The virus is spread by the Aedes mosquitos, but don’t panic yet. Every person who has the Zika virus in the U.S. so far had contracted it outside the country.
This is not to say that local transmission of the Zika virus is impossible, but just that the material conditions in the U.S. make it much harder to spread than in much of Latin America, the epicenter of the outbreak.
Most people in the U.S. have access to “air-conditioning or screens,” whereas many of the areas where the virus is spreading have a more “outdoor open air lifestyle” with a denser population, both human and mosquito, Dr.
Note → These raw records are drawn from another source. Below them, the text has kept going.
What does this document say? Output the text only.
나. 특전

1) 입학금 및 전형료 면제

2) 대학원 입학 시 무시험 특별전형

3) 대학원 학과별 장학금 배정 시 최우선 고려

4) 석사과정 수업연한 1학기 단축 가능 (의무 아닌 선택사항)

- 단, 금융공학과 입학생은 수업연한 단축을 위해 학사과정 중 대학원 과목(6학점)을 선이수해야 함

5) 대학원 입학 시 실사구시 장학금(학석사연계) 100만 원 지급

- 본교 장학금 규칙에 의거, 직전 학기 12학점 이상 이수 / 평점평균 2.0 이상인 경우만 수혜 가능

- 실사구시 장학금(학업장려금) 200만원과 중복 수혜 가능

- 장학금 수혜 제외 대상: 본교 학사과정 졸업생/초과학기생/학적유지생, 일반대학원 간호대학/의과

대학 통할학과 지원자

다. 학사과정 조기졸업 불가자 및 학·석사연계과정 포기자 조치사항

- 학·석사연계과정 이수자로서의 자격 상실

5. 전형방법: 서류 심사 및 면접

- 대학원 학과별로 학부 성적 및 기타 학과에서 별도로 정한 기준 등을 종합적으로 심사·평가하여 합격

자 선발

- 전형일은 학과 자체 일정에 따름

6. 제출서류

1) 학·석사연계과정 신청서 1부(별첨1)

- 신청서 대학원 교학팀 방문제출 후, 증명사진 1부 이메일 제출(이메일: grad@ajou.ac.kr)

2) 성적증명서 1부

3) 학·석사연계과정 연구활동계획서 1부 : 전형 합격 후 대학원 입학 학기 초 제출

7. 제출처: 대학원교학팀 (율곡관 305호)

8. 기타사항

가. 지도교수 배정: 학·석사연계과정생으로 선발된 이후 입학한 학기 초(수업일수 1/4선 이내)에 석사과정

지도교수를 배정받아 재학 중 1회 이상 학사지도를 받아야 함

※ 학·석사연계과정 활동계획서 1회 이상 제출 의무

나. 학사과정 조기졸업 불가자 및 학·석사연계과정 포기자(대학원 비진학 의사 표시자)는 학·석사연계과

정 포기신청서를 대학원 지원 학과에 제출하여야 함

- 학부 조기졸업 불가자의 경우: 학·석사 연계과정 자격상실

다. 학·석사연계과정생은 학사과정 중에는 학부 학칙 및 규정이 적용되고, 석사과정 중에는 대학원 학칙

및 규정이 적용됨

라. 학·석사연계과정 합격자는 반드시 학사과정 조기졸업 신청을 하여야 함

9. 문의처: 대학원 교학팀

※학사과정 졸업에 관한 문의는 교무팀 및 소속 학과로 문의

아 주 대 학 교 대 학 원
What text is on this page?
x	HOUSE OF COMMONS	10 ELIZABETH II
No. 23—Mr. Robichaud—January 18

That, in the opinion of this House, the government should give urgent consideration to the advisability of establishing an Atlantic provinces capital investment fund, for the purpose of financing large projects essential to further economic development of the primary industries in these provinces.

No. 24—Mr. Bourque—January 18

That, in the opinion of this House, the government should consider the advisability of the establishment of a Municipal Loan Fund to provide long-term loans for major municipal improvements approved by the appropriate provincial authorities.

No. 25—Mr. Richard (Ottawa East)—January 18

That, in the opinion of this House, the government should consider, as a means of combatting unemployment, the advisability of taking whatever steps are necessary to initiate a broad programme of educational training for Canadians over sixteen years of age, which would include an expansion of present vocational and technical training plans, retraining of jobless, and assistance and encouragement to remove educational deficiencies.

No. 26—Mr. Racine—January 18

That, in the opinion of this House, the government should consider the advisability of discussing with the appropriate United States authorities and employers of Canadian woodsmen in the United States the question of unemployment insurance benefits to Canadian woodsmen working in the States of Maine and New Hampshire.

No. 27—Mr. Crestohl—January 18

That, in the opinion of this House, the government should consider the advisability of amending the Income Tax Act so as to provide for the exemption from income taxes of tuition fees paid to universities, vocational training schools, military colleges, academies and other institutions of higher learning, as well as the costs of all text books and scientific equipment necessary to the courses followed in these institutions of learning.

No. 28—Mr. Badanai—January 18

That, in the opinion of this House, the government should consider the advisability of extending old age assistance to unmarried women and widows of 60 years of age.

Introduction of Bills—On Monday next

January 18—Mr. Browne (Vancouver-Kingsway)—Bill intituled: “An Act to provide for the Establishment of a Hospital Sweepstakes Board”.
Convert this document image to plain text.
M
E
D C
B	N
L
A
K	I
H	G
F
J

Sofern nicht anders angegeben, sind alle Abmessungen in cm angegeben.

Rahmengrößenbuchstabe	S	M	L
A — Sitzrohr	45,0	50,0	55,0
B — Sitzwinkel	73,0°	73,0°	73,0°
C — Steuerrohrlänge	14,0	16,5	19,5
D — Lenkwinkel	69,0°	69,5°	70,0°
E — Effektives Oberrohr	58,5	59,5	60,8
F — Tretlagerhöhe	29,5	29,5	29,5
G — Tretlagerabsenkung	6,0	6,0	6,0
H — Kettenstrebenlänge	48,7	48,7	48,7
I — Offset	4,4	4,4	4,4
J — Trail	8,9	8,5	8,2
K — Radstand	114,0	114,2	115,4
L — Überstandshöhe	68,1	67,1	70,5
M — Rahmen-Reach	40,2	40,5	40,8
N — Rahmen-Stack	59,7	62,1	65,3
Anne Schuchat of the CDC said at a press conference.
“I don’t want to give misconception here, we’re expecting there to be some local transmission, but based on the experience with the other mosquito borne viruses and those areas in the southern united states, we are not expecting really big difficult to control ones,” Schuchat said.
The Zika virus has now spread to 23 countries according to the World Health Organization, most of them based in Latin America. In some countries, the virus is so widespread that national governments have recommended women not to get pregnant for a few months, or in the case of El Salvador, for two years.
The Zika virus was first discovered in Africa in 1947, and while the outbreak in Latin America only started last year, it has already made a huge impact on the area. Brazil saw the number of infants born with microcephaly increase by a factor of 20 in 2015.